Processor(s) 322 (also referred to as central processing units, or CPUs) are coupled to storage devices including memory 324. Memory 324 includes random access memory (RAM) and read-only memory (ROM). ROM acts to transfer data and instructions uni-directionally to the CPU and RAM is used typically to transfer data and instructions in a bi-directional manner. Both of these types of memories may include any suitable computer-readable medium, including those described above. A fixed disk 326 is also coupled bi-directionally to CPU 322; it provides additional data storage capacity and may also include any of the computer-readable media described below. Fixed disk 326 may be used to store programs, data and the like and is typically a secondary storage medium (such as a hard disk) that is slower than primary storage. It will be appreciated that the information retained within fixed disk 326, may, in appropriate cases, be incorporated in standard fashion as virtual memory in memory 324. Removable disk 314 may take the form of any of the computer- readable media described below.
CPU 322 is also coupled to a variety of input/output devices such as display 304, keyboard 310, mouse 312 and speakers 330. In general, an input/output device may be any of: video displays, track balls, mice, keyboards, microphones, touch- sensitive displays, transducer card readers, magnetic or paper tape readers, tablets, styluses, voice or handwriting recognizers, biometrics readers, or other computers. CPU 322 optionally may be coupled to another computer or telecommunications network using network interface 340. With such a network interface, it is contemplated that the CPU might receive information from the network, or might output information to the network in the course of performing the above-described method steps. Furthermore, method embodiments of the present invention may execute solely upon CPU 322 or may execute over a network such as the Internet in conjunction with a remote CPU that shares a portion of the processing.
Figure 4 is a schematic illustration of an Internet-based embodiment of the current invention. See 400. According to a specific embodiment, a client 402, at a drug discovery site, for example, sends data 408 identifying organic molecules 408 to a processing server, 406 via the Internet 404. The organic molecules are simply the molecules that the client wishes to have analyzed by the current invention. At the processing server 406, the molecules of interest are analyzed by a model 412, which scores them according to whether they are likely to be successful in terms of a specific project, for example.
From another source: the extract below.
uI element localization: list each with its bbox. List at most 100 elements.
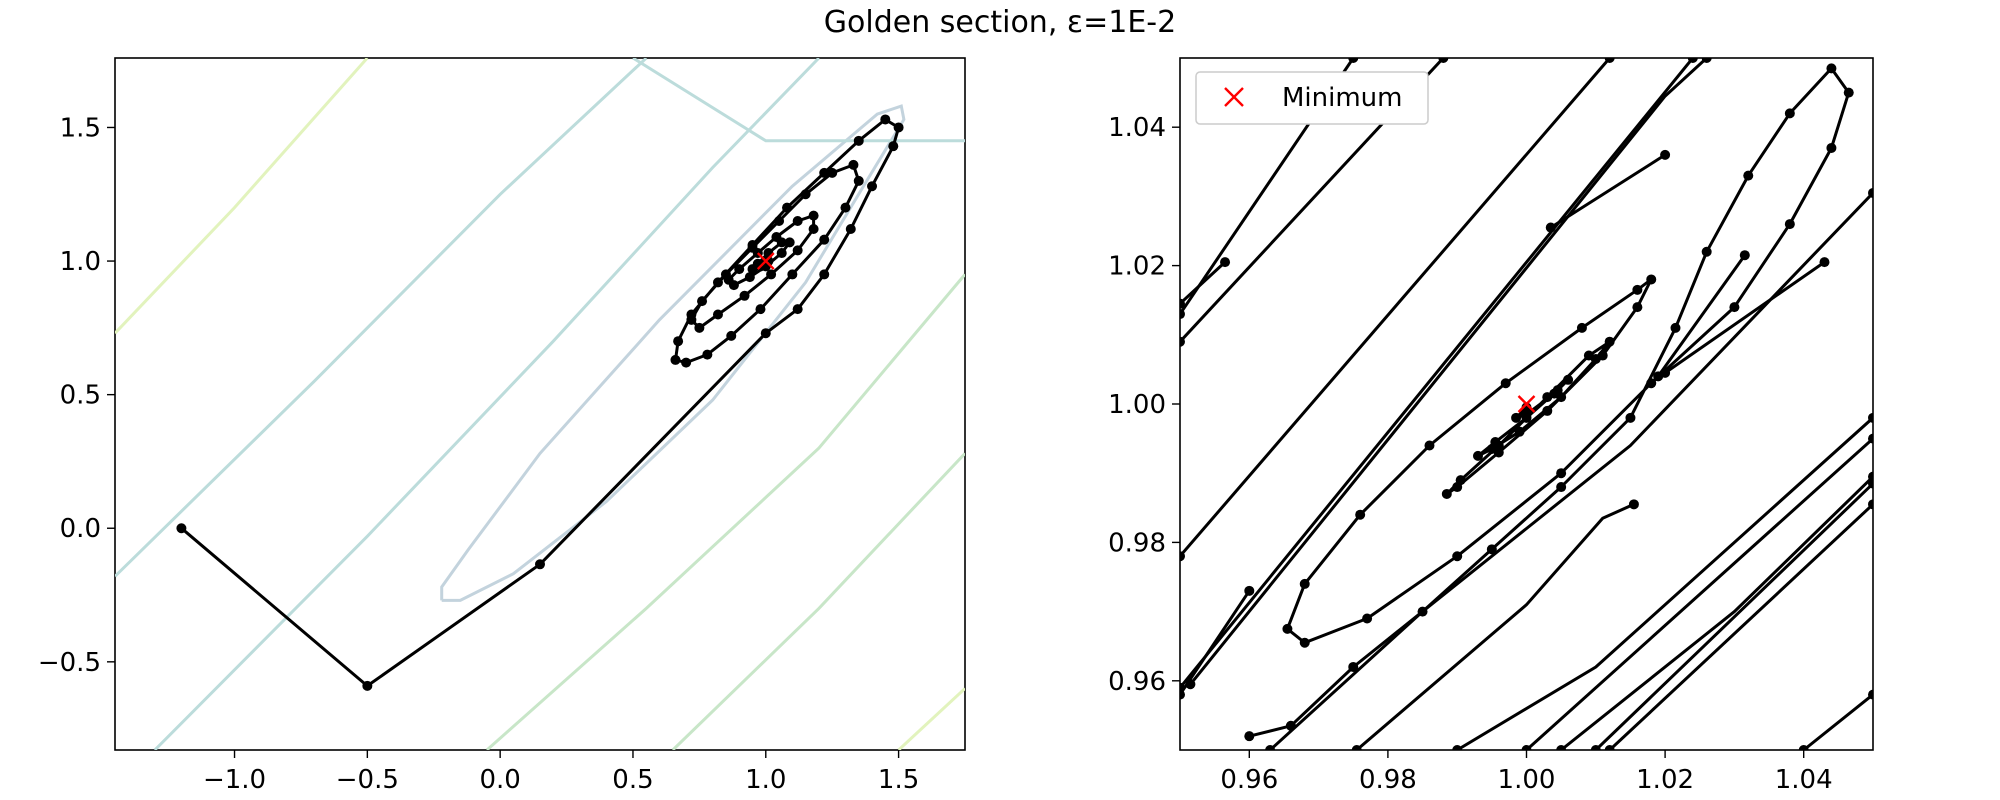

After the analysis, predicted success values 410 (and any other appropriate information) are sent via the Internet 404 back to the client 402. The computer
system illustrated in Figures 3A and 3B is suitable both for the client 402 and the processing server 406. In a specific embodiment, standard transmission protocols such as TCP/IP (transmission control protocol/internet protocol) are used to communicate between the client 402 and processing server 406. Security measures such as SSL (secure socket layer), VPN (virtual private network) and encryption methods (e.g., public key encryption) can also be used.
OTHER EMBODIMENTS
Although the above discussion has presented the present invention according to specific processes and apparatus, the present invention has a much broader range of applicability. In particular, the present invention is not limited to drag discovery. Other areas of chemical research and development can profit from the multivariate scoring methods of this invention. Examples of other chemical products that could be evaluated and promoted using this invention include pesticides, catalysts, polymer products, pigments, fertilizers, hygiemc products, fuels, and the like. Of course, one of ordinary skill in the art would recognize other variations, modifications, and alternatives.